Some libraries use a variation of number 2 that allows the user to specify what the placeholder for "no data" is. Basically it's allowing you to specify a default value (and if you don't the default value usually defaults to an empty string).


Solution:7

Null is not the problem, it is the language allowing you to write code that accesses values that can possibly be null.

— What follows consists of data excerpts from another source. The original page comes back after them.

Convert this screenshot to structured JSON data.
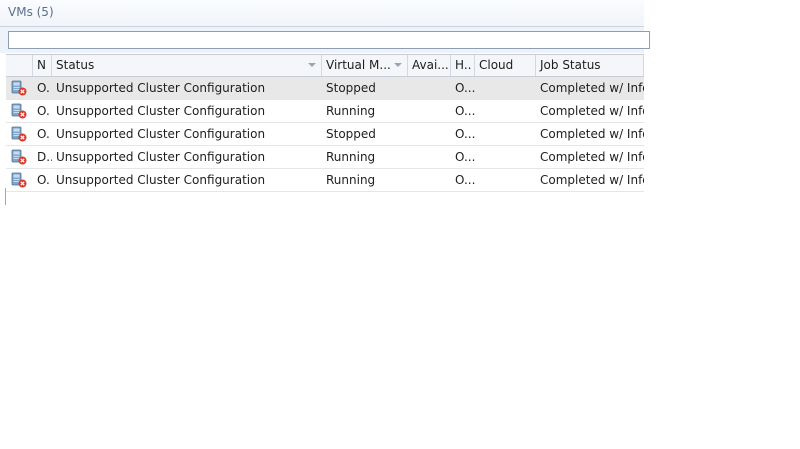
{
  "panel": {
    "title": "VMs (5)",
    "filter": {
      "value": "",
      "placeholder": ""
    }
  },
  "grid": {
    "columns": [
      {
        "key": "icon",
        "label": ""
      },
      {
        "key": "name",
        "label": "N"
      },
      {
        "key": "status",
        "label": "Status"
      },
      {
        "key": "vm",
        "label": "Virtual M..."
      },
      {
        "key": "avail",
        "label": "Avai..."
      },
      {
        "key": "host",
        "label": "H.."
      },
      {
        "key": "cloud",
        "label": "Cloud"
      },
      {
        "key": "job",
        "label": "Job Status"
      }
    ],
    "rows": [
      {
        "icon": "vm-error-icon",
        "name": "O.",
        "status": "Unsupported Cluster Configuration",
        "vm": "Stopped",
        "avail": "",
        "host": "O...",
        "cloud": "",
        "job": "Completed w/ Info",
        "selected": true
      },
      {
        "icon": "vm-error-icon",
        "name": "O.",
        "status": "Unsupported Cluster Configuration",
        "vm": "Running",
        "avail": "",
        "host": "O...",
        "cloud": "",
        "job": "Completed w/ Info",
        "selected": false
      },
      {
        "icon": "vm-error-icon",
        "name": "O.",
        "status": "Unsupported Cluster Configuration",
        "vm": "Stopped",
        "avail": "",
        "host": "O...",
        "cloud": "",
        "job": "Completed w/ Info",
        "selected": false
      },
      {
        "icon": "vm-error-icon",
        "name": "D..",
        "status": "Unsupported Cluster Configuration",
        "vm": "Running",
        "avail": "",
        "host": "O...",
        "cloud": "",
        "job": "Completed w/ Info",
        "selected": false
      },
      {
        "icon": "vm-error-icon",
        "name": "O.",
        "status": "Unsupported Cluster Configuration",
        "vm": "Running",
        "avail": "",
        "host": "O...",
        "cloud": "",
        "job": "Completed w/ Info",
        "selected": false
      }
    ]
  },
  "colors": {
    "title_text": "#5a6f8e",
    "header_bg": "#f4f6f9",
    "selected_row_bg": "#e8e8e8",
    "error_mark": "#d93a2b"
  }
}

If the language would simply require any pointer access to be checked or converted to a non-nullable type first, 99% of null related bugs would go away. E.g. in C++

void fun(foo *f)  {      f->x;                  // error: possibly null      if (f)                    {          f->x;              // ok          foo &r = *f;       // ok, convert to non-nullable type          if (...) f = bar;  // possibly null again          f->x;              // error          r.x;               // ok      }  }  

Sadly, this can't be retrofitted to most languages, as it would break a lot of code, but would be quite reasonable for a new language.


Solution:8

Realistically speaking, in any powerful programming language that allows pointers or object references in the first place, there are going to be situations where code will be able to access pointers which have not had any initialization code run upon them. It may be possible to guarantee that such pointers will be initialized to some static value, but that doesn't seem terribly useful. If a machine has a general means of trapping accesses to uninitialized variables (be they pointers or something else), that's better than special-casing null pointers, but otherwise the biggest null-related mistakes I see occur in implementations that allow arithmetic with null pointers. Adding 5 to a (char*)0 shouldn't yield a character pointer to address 5; it should trigger an error (if it's appropriate to create pointers to absolute addresses, there should be some other means of doing it).


Solution:9

What would we do without NULL? Invent it! :-) You don't have to be a rocket scientist to use 0 if you are looking for an inband pointer value to express actually not a pointer.


Solution:10

We use either

  1. Discriminators. An extra attribute or flag or indicator that says that a value is "null" and must be ignored.

  2. Domain-Specific Nulls. A specific value -- within the allowed domain -- that is interpreted as "ignore this value". For example, a social security number of 999-99-9999 could be a domain-specific null value that says the SSN is either unknown or not applicable.


Solution:11

We'd create all kinds of strange constructs to convey the message of an object 'being invalid' or 'not being there', as seen in the other answers. A message that null can convey very well.

  • The Null Object pattern has its disadvantages, as I explained here.
  • Domain-specific nulls. This forces you to check for magic numbers, which is bad.
  • Collection wrappers, where an empty collection means 'no value'. Nullable wrappers would be better, but that doesn't differ much from checking for null or using the Null Object pattern.

Personally, I would write some C# preprocessor that allows me to use null. This would then map to some dynamic object, which throws a NullReferenceException whenever a method is invoked on it.

Back in 1965, null references may have looked like a mistake. But nowadays, with all kinds of code analysis tools that warn us about null references, we don't have to worry that much. From a programming perspective null is a very valuable keyword.